Глухая тьма наконец целиком завладела сторожкой; потухли последние искорки в печке. Стало совсем холодно. Дружно посапывали красноармейцы, похрапывал старшина, а Глечик широко открытыми глазами смотрел во тьму. Завтра может настигнуть его беда, он может погибнуть. Это будет его первый бой с ненавистным врагом. Но не страх смерти, не жалость к себе терзали парня в эти последние минуты покоя.
– Мама, дорогая моя мамуля, – беззвучно шептал во тьме Глечик, – прости ты мое непослушание, мои глупые выходки. Почему я был тогда таким дурнем, зачем оставил тебя – родную, единственную мою? Как ты теперь там, во вражьем плену, одна? Что сделают с тобой эти немцы и кто заступится за тебя?..
11Тем временем старшине Карпенко снился несуразный, тягостный сон.
Чудилось ему, будто вот в этой сторожке у печки, на том месте, где разлегся Витька Свист, сидит его, Григория Карпенко, отец. Строгий, озабоченный, сгорбленный от нелегкой житухи старик закручивает взлохмаченный седой ус и говорит хриплым голосом: «Вот что, сыны. Как себе хотите, а надел больше делить не будем. Пока я жив – не дам. Доделились – с сохой повернуться негде. Ляксей пусть живет, остальные геть в свет – своего хлеба искать».
И тут видит Карпенко: из тьмы выступают его братья – старший Алексей, хромой Ципрон, сварливый Никита, а с другой стороны стоит он, младший Гришка. Как и тогда, лет пятнадцать назад, злой, горластый Никита в ответ на отцовские слова сорвал с головы замусоленную от пота шапку и, ударив ею об землю, крикнул: «Ага! Любимчику, старшенькому, черт его дери! А мы что? Куда мне четверых босяков девать? Куда? Говори, ты – отец!» – бил себя кулаком в расхристанную грудь Никита.

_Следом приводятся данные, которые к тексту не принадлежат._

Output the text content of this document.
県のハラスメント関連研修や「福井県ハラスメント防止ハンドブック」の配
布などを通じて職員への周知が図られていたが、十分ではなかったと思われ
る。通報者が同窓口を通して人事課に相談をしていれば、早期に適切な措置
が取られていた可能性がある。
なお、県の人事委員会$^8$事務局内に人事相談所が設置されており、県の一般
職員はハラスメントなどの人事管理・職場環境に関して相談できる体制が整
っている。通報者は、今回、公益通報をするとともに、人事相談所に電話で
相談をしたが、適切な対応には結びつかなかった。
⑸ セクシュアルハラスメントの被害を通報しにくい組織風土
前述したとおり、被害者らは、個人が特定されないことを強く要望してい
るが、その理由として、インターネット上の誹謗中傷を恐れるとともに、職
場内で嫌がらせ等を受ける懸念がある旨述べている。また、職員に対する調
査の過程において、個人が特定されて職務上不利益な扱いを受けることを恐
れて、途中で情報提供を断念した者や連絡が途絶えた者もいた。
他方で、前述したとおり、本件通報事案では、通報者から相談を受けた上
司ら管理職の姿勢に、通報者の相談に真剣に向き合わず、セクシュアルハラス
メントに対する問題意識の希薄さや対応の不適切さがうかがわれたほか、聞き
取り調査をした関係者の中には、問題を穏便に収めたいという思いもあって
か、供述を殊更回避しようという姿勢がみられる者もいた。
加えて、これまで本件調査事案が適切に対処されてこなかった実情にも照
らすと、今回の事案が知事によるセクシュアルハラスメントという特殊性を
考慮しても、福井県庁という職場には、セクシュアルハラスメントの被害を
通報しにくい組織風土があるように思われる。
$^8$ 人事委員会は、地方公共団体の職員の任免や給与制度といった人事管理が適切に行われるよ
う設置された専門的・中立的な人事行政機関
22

Братья загудели, задвигались, недовольные отцовским решением, вытянули жилистые руки и стали наступать на него, готовые растерзать сгорбленную фигуру у печки. Но отец сидел спокойный, строгий, лишенный всякой нервозности, словно чувствовал в себе какую-то магическую силу, способную защитить его. И он, Гришка, испугался и, бросившись к старику, заслонил его.
Тогда братья все сразу замахали длинными своими руками, растопырили над ним костлявые, с отросшими ногтями пальцы, жадно потянулись к его шее.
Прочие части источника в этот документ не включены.